Mr. Alibeba, Chairman, Foutorogbene community.

"Our nets, fish traps and camps were still there for assessment before they burnt down everything so that the community will not have any evidence. We are ready to fight to the end. It was a deliberate act. Shell is killing us."
HRH, Chief Theophilus Ebiama


On Wednesday 25/3/98, SPDC contractors carrying out the cleaning exercise of an oil spill in Aleibiri in Ekeremor LGA in Bayelsa State set about 20 hectares of forest on fire, destroying fish ponds, canoes, farms, economic trees etc (See ERA FIELD REPORT #3].  The suffering people are still crying for compensation from SPDC. In July 1998  SPDC outdid itself when it set another forest on fire, this time at Foutorogene ( afew kilometres away from Aleibiri) in the same Ekeremor LGA.

This oil spill occurred on 24/7/98 along the Beneseide/Opukushi pipeline passing by the Foutorogbene community.  To get Shell into talks with the community a sea truck belonging to the company had to be impounded. After several days of negotiations, SPDC parted with N379,000 (about 4500 USD) before their sea truck was released to them and the cleaning exercise could begin.

As usual, the contract for this specialist task was awarded to unskilled persons who began work with local labour.  They worked under the watchful eyes of Shell staff.

Disaster struck when Shell decided to burn off yet to be mopped crude at about 7.30pm on 7/8/98 the remaining.

According to Mr. Alibaba, Chairman of Foutorogbene community, "we were alerted by sounds coming from the forest and the thick smoke rising to the sky.  We then rushed down there to meet a big flame, which was spreading very fast.  By sheer survival instinct we began to combat the fire."

According to Hon. Silbricks Obricks, the community waged a war against the fire.  Every hand was employed to quench the fire.  The community battled to put out the fire all night and only succeeded in the early hours of Saturday 8/8/98.

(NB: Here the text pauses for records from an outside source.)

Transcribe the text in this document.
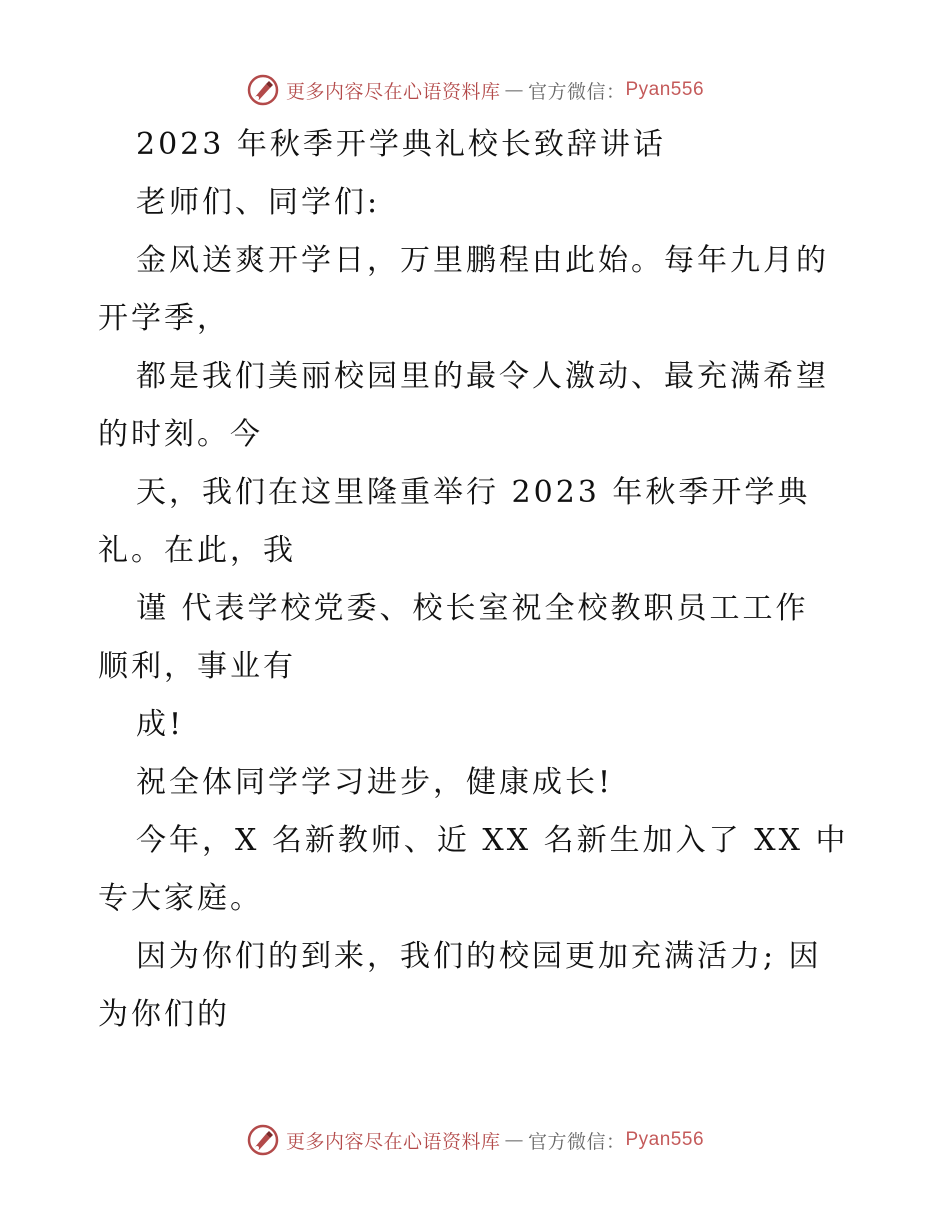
更多内容尽在心语资料库 — 官方微信： Pyan556

2023 年秋季开学典礼校长致辞讲话

老师们、同学们:

金风送爽开学日，万里鹏程由此始。每年九月的

开学季，

都是我们美丽校园里的最令人激动、最充满希望

的时刻。今

天，我们在这里隆重举行 2023 年秋季开学典

礼。在此，我

谨 代表学校党委、校长室祝全校教职员工工作

顺利，事业有

成!

祝全体同学学习进步，健康成长!

今年，X 名新教师、近 XX 名新生加入了 XX 中

专大家庭。

因为你们的到来，我们的校园更加充满活力; 因

为你们的

更多内容尽在心语资料库 — 官方微信： Pyan556
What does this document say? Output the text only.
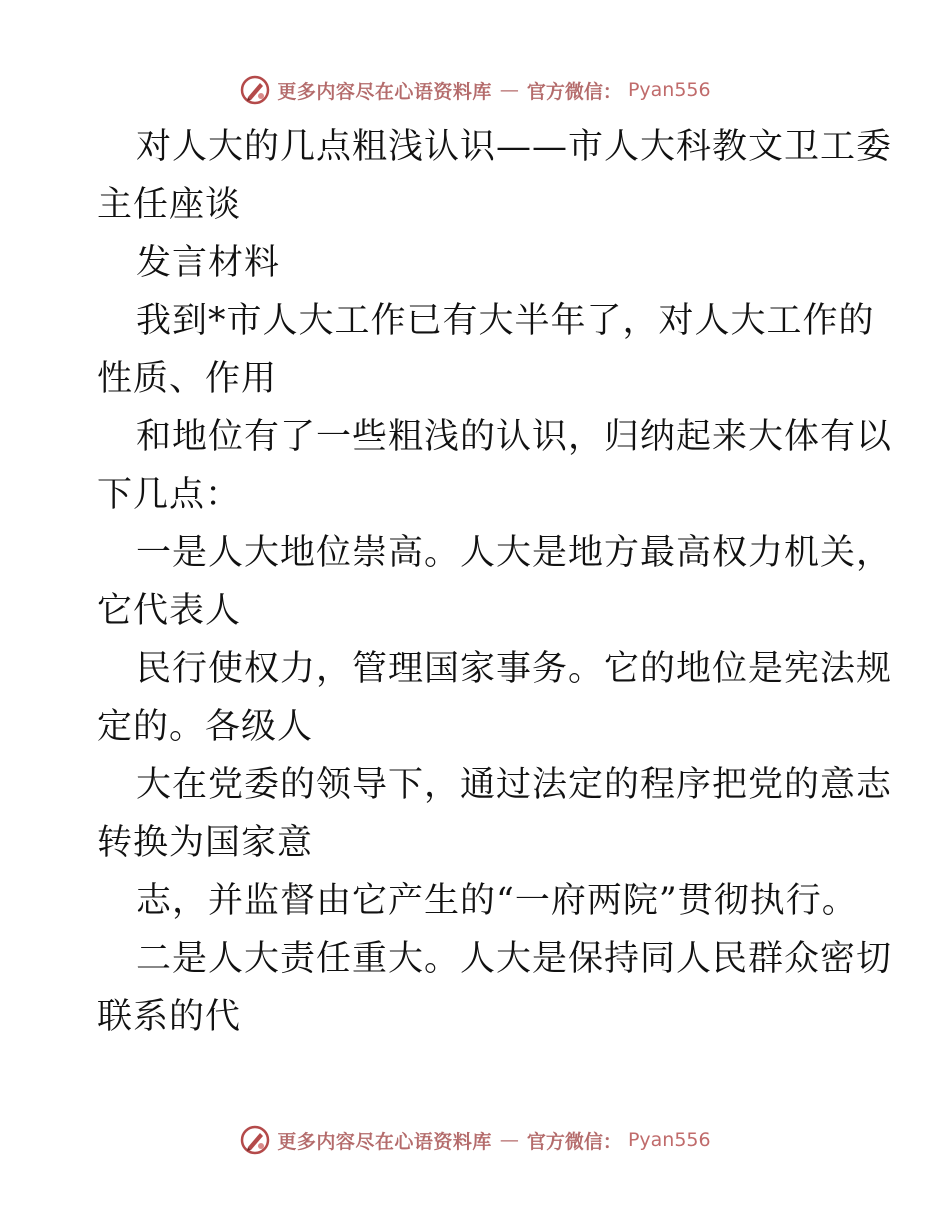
更多内容尽在心语资料库 — 官方微信： Pyan556
对人大的几点粗浅认识——市人大科教文卫工委
主任座谈
发言材料
我到*市人大工作已有大半年了，对人大工作的
性质、作用
和地位有了一些粗浅的认识，归纳起来大体有以
下几点：
一是人大地位崇高。人大是地方最高权力机关，
它代表人
民行使权力，管理国家事务。它的地位是宪法规
定的。各级人
大在党委的领导下，通过法定的程序把党的意志
转换为国家意
志，并监督由它产生的“一府两院”贯彻执行。
二是人大责任重大。人大是保持同人民群众密切
联系的代
更多内容尽在心语资料库 — 官方微信： Pyan556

By the time the fire was successfully put out by the community, enormous damage had been done.  The spread of the fire was greatly assisted by the rains and flood, which had carried the spilled oil to a large portion of the forest previously untouched by the spill.  Raffia palms suffered the worst damage.  Thousands of the palms were destroyed. Local distilling camps (where local people make gin) were also destroyed. Fishing camps, fishponds, and economic trees, hunting and fish traps were also destroyed.

The area of forest burnt by Shell is estimated to be about twelve (12) hectares.

After the inferno, the community stopped the SPDC contractor from proceeding with the "cleaning up exercise".  This was to prevent further damage to their forestland and property.  HRH, Chief Theophilus Ebiama (the Amananaowei of Foutorogbene) further stated, "we want all work to stop for our safety and protection.  Also, we are requesting for relief materials from Shell.  We have reported the unfortunate incident to Shell and relief materials should be sent to the community before any other work is done or the cleaning exercise continued."

The Amananaowei also believes that the burning of the forest was a deliberate act by SPDC.  Since the spill occurred on the 24/7/98, we have written several letters to Shell.  They have been dribbling us.  Shell only paid money for expenses we incurred in logistical expenses on meetings and has been avoiding the compensation issue.  Now Shell has burnt the area because she does not intend to pay us any compensation.  Our nets, fish traps and camps were still there for assessment before they burnt down everything so that the community will not have any evidence. We are ready to fight to the end.  It was a deliberate act. Let it known that Shell is killing us."


When Shell burnt the Aleibiri forest the Environmental Rights Action (ERA) sent an independent team of Surveyors and Estate Valuers to the site and the extent of damage was valued at about N300million (3.5 million USD).  The Aleibiri community has not recovered from that devastation and is still at loggerheads with SPDC.  But it appears that SPDC has not learnt its lessons.  Shell appears set to begin a new onslaught on the people of the Niger Delta through 'double attack' - spill the oil and burn their forest.


  1. Write protest letters to Shell offices nearest to you demanding that they use acceptable methods in cleaning their oil spills in the Niger delta
  2. Demand that Shell replaces her rusty ancient oil pipes in the Niger Delta
  3. That Shell respects the people's  right to a safe environment as enshrined in Article 24 of the African Charter of Peoples and Human Rights
  4. Use this Field Report in creating further awareness about the deplorable attitude and objectionable practices of Oil Companies in "oil communities".